El aroma de Romeo flotaba en el aire como un fantasma, envolviendo a Irene en una nube de recuerdos que no había pedido evocar. Su perfume caro se mezclaba con ese olor particular de su piel que tan bien conocía, ese que solía respirar cuando él la rodeaba con sus brazos en momentos más íntimos.
Un escalofrío le recorrió la espalda. Aquí, en su territorio, hasta el aire parecía llevar su esencia. Recordó esas noches cuando sus manos grandes y cálidas se posaban en su cintura, cuando todo su campo de visión se llenaba con el dorado de su piel. Eran los únicos momentos en que Romeo se volvía real, tangible, presente.
La oficina vacía le devolvió el eco de sus pasos. Ni rastro de Romeo.
El vacío en su pecho se expandió como una mancha de tinta negra. ¿Estaría realmente ocupado o simplemente la estaba evitando? Aunque había venido decidida a no buscarlo, su ausencia le pesaba como una losa.
Respiró hondo, intentando que el aire frío de la oficina despejara su mente. Con pasos que intentaban ser firmes, se acercó al escritorio y depositó el termo y los documentos. Fue entonces cuando lo vio: un saco de Romeo descansando descuidadamente sobre el respaldo de su silla.

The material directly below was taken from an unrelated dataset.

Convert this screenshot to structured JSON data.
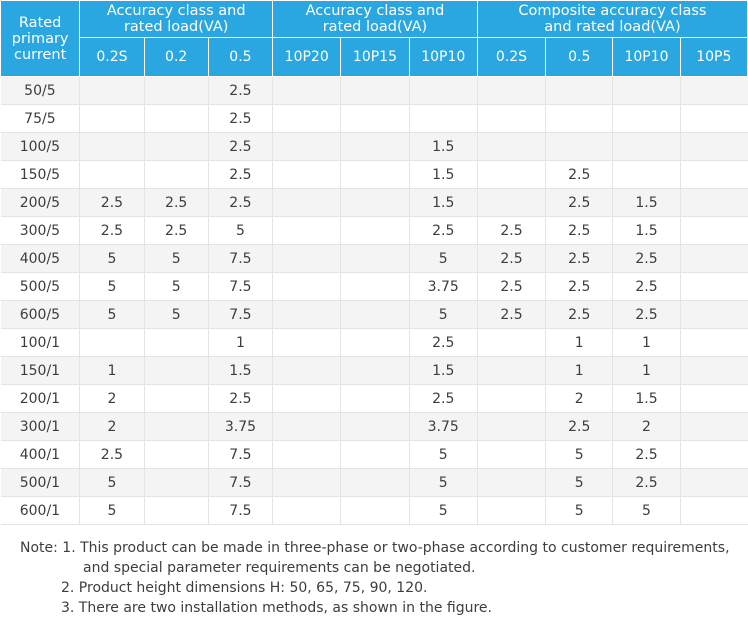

La prenda estaba arrugada y desprendía un ligero aroma a tabaco. Algo no cuadraba. Romeo era obsesivo con su imagen - incluso en sus días más atareados, mandaba a Gabriel a buscar ropa limpia a casa. Ella misma se encargaba de que cada prenda estuviera impecable, lista para cualquier emergencia.
Sus manos actuaron por cuenta propia, alcanzando el saco antes de que su cerebro pudiera protestar. Cuando fue consciente de lo que hacía, ya lo tenía en el brazo, lista para llevárselo.
La frustración le subió por la garganta. ¿Qué estaba haciendo? Justo cuando se disponía a devolverlo a su lugar, la puerta se abrió de golpe.
Inés entró como si fuera la dueña del lugar. Llevaba una blusa negra con los primeros botones estratégicamente desabrochados, exhibiendo un escote que parecía burlarse de Irene. Su falda, apenas rozando las rodillas, dejaba ver unas piernas envueltas en medias negras que gritaban sensualidad por cada poro. Todo en ella exudaba el aire de una ejecutiva seductora, el tipo de mujer que hace voltear cabezas en cualquier junta directiva.
Sus tacones resonaron contra el piso mientras se acercaba con pasos felinos.
—¿Quién te dio permiso de entrar aquí?
Sin esperar respuesta, le arrebató el saco de las manos. Sus ojos se posaron en el termo y los documentos sobre el escritorio.
—¿Eres de la servidumbre de los Castro?